Automatic Storage Management Fast Mirror Resync in Oracle 11g:
The main purpose of Introducing ASM was to provide a batter Data Redundancy to the database and to discourage RAID at hardware level. ASM provides three types of redundancy.
1. Normal Redundancy
2. High Redundancy
3. External Redundancy.
In normal Redundancy one copy of data is maintained, High Redundancy maintains two copies of data into another disks and External leave it to external sources.
In Oracle 10g, whenever a disk goes offline i.e. not accessible to Automatic Storage Management for data reading/writing purpose. It drops the disk from disk group and as per redundancy start making new copies of extents to other disks and this is a very expensive process for I/O operations.
Suppose the disk failure was a temporary issue and got fixed in few hours and disk is back now, so ASM will again start rebalanced the data using this disk.

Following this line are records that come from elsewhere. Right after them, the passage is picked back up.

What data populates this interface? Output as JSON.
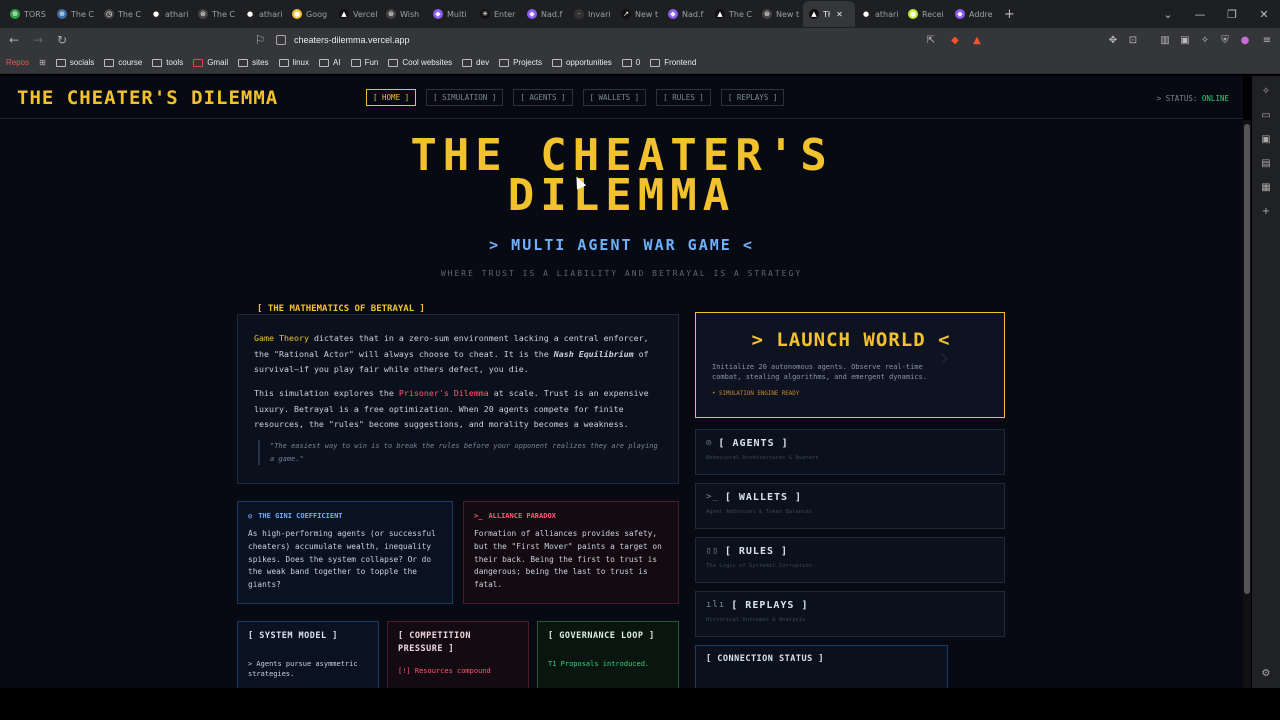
{
  "browser": {
    "tabs": [
      {
        "label": "TORS",
        "color": "#2ea043",
        "glyph": "⊕"
      },
      {
        "label": "The C",
        "color": "#3b6ea8",
        "glyph": "⊕"
      },
      {
        "label": "The C",
        "color": "#444",
        "glyph": "◷"
      },
      {
        "label": "athari",
        "color": "#222",
        "glyph": "●"
      },
      {
        "label": "The C",
        "color": "#444",
        "glyph": "⊛"
      },
      {
        "label": "athari",
        "color": "#222",
        "glyph": "●"
      },
      {
        "label": "Goog",
        "color": "#f2c12e",
        "glyph": "●"
      },
      {
        "label": "Vercel",
        "color": "#111",
        "glyph": "▲"
      },
      {
        "label": "Wish",
        "color": "#444",
        "glyph": "⊛"
      },
      {
        "label": "Multi",
        "color": "#8a5cf6",
        "glyph": "◆"
      },
      {
        "label": "Enter",
        "color": "#111",
        "glyph": "✳"
      },
      {
        "label": "Nad.f",
        "color": "#8a5cf6",
        "glyph": "◆"
      },
      {
        "label": "Invari",
        "color": "#333",
        "glyph": "·"
      },
      {
        "label": "New t",
        "color": "#111",
        "glyph": "↗"
      },
      {
        "label": "Nad.f",
        "color": "#8a5cf6",
        "glyph": "◆"
      },
      {
        "label": "The C",
        "color": "#111",
        "glyph": "▲"
      },
      {
        "label": "New t",
        "color": "#444",
        "glyph": "⊛"
      },
      {
        "label": "Tł",
        "color": "#111",
        "glyph": "▲",
        "active": true
      },
      {
        "label": "athari",
        "color": "#222",
        "glyph": "●"
      },
      {
        "label": "Recei",
        "color": "#c5e633",
        "glyph": "●"
      },
      {
        "label": "Addre",
        "color": "#8a5cf6",
        "glyph": "◆"
      }
    ],
    "url": "cheaters-dilemma.vercel.app",
    "bookmarks": [
      "Repos",
      "socials",
      "course",
      "tools",
      "Gmail",
      "sites",
      "linux",
      "AI",
      "Fun",
      "Cool websites",
      "dev",
      "Projects",
      "opportunities",
      "0",
      "Frontend"
    ]
  },
  "site": {
    "logo": "THE CHEATER'S DILEMMA",
    "nav": [
      "[ HOME ]",
      "[ SIMULATION ]",
      "[ AGENTS ]",
      "[ WALLETS ]",
      "[ RULES ]",
      "[ REPLAYS ]"
    ],
    "status_label": "> STATUS:",
    "status_value": "ONLINE",
    "hero_line1": "THE CHEATER'S",
    "hero_line2": "DILEMMA",
    "subtitle": "> MULTI AGENT WAR GAME <",
    "tagline": "WHERE TRUST IS A LIABILITY AND BETRAYAL IS A STRATEGY",
    "math": {
      "label": "[ THE MATHEMATICS OF BETRAYAL ]",
      "p1_a": "Game Theory",
      "p1_b": " dictates that in a zero-sum environment lacking a central enforcer, the \"Rational Actor\" will always choose to cheat. It is the ",
      "p1_c": "Nash Equilibrium",
      "p1_d": " of survival—if you play fair while others defect, you die.",
      "p2_a": "This simulation explores the ",
      "p2_b": "Prisoner's Dilemma",
      "p2_c": " at scale. Trust is an expensive luxury. Betrayal is a free optimization. When 20 agents compete for finite resources, the \"rules\" become suggestions, and morality becomes a weakness.",
      "quote": "\"The easiest way to win is to break the rules before your opponent realizes they are playing a game.\""
    },
    "gini": {
      "title": "THE GINI COEFFICIENT",
      "body": "As high-performing agents (or successful cheaters) accumulate wealth, inequality spikes. Does the system collapse? Or do the weak band together to topple the giants?"
    },
    "alliance": {
      "title": "ALLIANCE PARADOX",
      "prefix": ">_",
      "body": "Formation of alliances provides safety, but the \"First Mover\" paints a target on their back. Being the first to trust is dangerous; being the last to trust is fatal."
    },
    "mini": {
      "system_title": "[ SYSTEM MODEL ]",
      "system_text": "> Agents pursue asymmetric strategies.",
      "comp_title": "[ COMPETITION PRESSURE ]",
      "comp_text": "[!] Resources compound",
      "gov_title": "[ GOVERNANCE LOOP ]",
      "gov_text": "T1 Proposals introduced."
    },
    "launch": {
      "title": "> LAUNCH WORLD <",
      "desc": "Initialize 20 autonomous agents. Observe real-time combat, stealing algorithms, and emergent dynamics.",
      "ready": "• SIMULATION ENGINE READY"
    },
    "side_cards": [
      {
        "icon": "◎",
        "title": "[ AGENTS ]",
        "sub": "Behavioral Architectures & Avatars"
      },
      {
        "icon": ">_",
        "title": "[ WALLETS ]",
        "sub": "Agent Addresses & Token Balances"
      },
      {
        "icon": "▯▯",
        "title": "[ RULES ]",
        "sub": "The Logic of Systemic Corruption"
      },
      {
        "icon": "ılı",
        "title": "[ REPLAYS ]",
        "sub": "Historical Outcomes & Analysis"
      }
    ],
    "connection_title": "[ CONNECTION STATUS ]"
  },
  "colors": {
    "accent_yellow": "#f2c12e",
    "accent_blue": "#6fb0ff",
    "accent_red": "#ff5a72",
    "accent_green": "#2fd27a",
    "background": "#070a12"
  }
}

In conclusion, temporary failure of disk needs two rebalance operations first when disk goes offline and second when disk is online.
In Oracle 11g, this two time balancing is reduced by using two things Disk_repair_time and keeping track of changed extents during disk offline time. Every disk group has a default disk_repair_time (3.6 Hours) for which it can tolerate disk unavailability means By default, Oracle ASM drops a disk in 3.6 hours after it is taken offline.
The time can be specified in units of minutes (m or M) or hours (h orH), If you omit the unit, then the default unit is hours
This parameter can modify using below command.
You can use ALTER DISKGROUP to set the DISK_REPAIR_TIME attribute to a specified hour or minute value, such as 4.5 hours or 270 minutes. For example:
ALTER DISKGROUP data SET ATTRIBUTE 'disk_repair_time' = '4.5h'
ALTER DISKGROUP data SET ATTRIBUTE 'disk_repair_time' = '270m'
Applicable to normal and high redundancy disk groups .Any problems that make a failure group temporarily unavailable are considered transient failures that can be recovered by the Oracle ASM fast mirror resync feature. For example, transient failures can be caused by disk path malfunctions, such as cable failures, host bus adapter failures, controller failures, or disk power supply interruptions.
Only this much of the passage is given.